Laut dem ,,Flurbuch über das im II. Steuerkreise im Steuerbezirke Leipzig liegende Rittergut und Dorf Schönefeld bei Leipzig“ aus dem Jahr 1840 mit Nachträgen ist am 10.04.1866 unter dem Nachtrag Nr. 72 auf der Feldparzelle Nr. 181h der Neubau eines Wohnhauses durch Julius Ferdinand Müller verzeichnet.
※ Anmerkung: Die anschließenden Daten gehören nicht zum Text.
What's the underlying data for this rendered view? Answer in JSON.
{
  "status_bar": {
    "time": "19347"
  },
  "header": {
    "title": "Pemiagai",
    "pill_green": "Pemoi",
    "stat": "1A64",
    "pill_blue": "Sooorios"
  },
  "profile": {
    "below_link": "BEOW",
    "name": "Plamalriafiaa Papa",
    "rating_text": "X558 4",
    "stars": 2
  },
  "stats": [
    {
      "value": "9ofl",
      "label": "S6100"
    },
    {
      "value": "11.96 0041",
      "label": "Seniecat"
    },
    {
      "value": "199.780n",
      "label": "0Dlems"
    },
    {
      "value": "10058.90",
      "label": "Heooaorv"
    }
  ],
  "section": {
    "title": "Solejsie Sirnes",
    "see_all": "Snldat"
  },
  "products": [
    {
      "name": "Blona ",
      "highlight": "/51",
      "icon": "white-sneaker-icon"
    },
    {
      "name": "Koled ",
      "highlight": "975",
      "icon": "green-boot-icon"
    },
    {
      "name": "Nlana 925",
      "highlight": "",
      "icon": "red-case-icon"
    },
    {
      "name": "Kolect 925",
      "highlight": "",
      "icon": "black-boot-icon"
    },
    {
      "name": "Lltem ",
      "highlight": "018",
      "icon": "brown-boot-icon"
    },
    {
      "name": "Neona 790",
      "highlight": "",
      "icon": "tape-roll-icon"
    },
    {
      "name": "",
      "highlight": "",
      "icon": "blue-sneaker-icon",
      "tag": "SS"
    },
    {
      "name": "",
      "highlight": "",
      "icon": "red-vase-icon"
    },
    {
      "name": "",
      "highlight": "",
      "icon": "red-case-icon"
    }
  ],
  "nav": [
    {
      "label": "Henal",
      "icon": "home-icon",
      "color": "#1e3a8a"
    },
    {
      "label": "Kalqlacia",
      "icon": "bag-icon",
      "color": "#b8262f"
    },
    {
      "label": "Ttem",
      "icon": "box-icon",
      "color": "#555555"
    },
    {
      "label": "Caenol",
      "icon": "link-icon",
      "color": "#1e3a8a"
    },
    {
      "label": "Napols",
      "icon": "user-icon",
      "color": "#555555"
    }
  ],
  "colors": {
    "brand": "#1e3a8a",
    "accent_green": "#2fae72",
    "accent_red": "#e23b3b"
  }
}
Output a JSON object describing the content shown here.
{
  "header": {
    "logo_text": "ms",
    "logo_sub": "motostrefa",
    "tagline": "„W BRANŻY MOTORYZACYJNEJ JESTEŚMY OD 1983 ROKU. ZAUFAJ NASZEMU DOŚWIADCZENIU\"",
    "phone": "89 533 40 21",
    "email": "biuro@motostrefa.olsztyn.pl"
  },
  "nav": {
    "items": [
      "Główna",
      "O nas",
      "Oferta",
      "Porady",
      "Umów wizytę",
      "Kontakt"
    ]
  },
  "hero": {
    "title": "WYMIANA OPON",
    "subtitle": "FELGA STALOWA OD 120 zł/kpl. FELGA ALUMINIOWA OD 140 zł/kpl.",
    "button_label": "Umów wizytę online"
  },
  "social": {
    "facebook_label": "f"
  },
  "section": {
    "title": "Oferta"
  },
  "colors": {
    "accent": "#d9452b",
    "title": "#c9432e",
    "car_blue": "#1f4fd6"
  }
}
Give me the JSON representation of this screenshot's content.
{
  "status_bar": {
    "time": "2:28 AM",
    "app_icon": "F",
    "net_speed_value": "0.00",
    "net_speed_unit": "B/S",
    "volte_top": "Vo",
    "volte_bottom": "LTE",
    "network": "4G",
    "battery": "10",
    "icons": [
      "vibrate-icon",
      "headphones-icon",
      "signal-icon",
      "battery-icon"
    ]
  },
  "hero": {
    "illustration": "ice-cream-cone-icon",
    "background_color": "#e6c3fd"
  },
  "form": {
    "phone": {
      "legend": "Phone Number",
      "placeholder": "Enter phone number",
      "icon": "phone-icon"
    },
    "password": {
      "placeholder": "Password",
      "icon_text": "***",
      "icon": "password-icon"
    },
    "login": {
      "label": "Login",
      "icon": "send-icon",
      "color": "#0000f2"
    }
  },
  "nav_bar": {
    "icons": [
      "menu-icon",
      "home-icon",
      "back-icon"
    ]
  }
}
Dieses Haus erhielt damals als erstes Wohnhaus die BKN 1. In diesem Haus befand sich in der Vergangenheit eine Gaststätte (Restauration) mit Namen ,,Gambrinus“. Das Haus lag damals direkt am Bahnübergang der Leipzig-Dresdner-Eisenbahn nach Neuschönefeld, die damals noch durch die heutige Eisenbahnstraße fuhr.
Im Flurbuch folgte am 09.09.1868 unter dem Nachtrag Nr. 85 der Eintrag eines Neubaus auf der Feldparzelle Nr 181 i durch Friedrich August Lägel, später mit der BKN 2 bezeichnet .
Die Häuser in der Neustädter Straße Nr. 20 und Nr. 22 waren damit die ältesten Häuser im Wohngebiet von L.-Neustadt.
Bild rechts: und so sieht’s in diesem Straßenabschnitt heute aus. Im Vordergrund ist der in den Jahren 2013/14 entstandene Gemeinschaftsgarten ,,Querbeet“ zu sehen. Dieser Garten reicht bis unmittelbar an den heute freien Giebel des Hauses Neustädter Straße 18 heran.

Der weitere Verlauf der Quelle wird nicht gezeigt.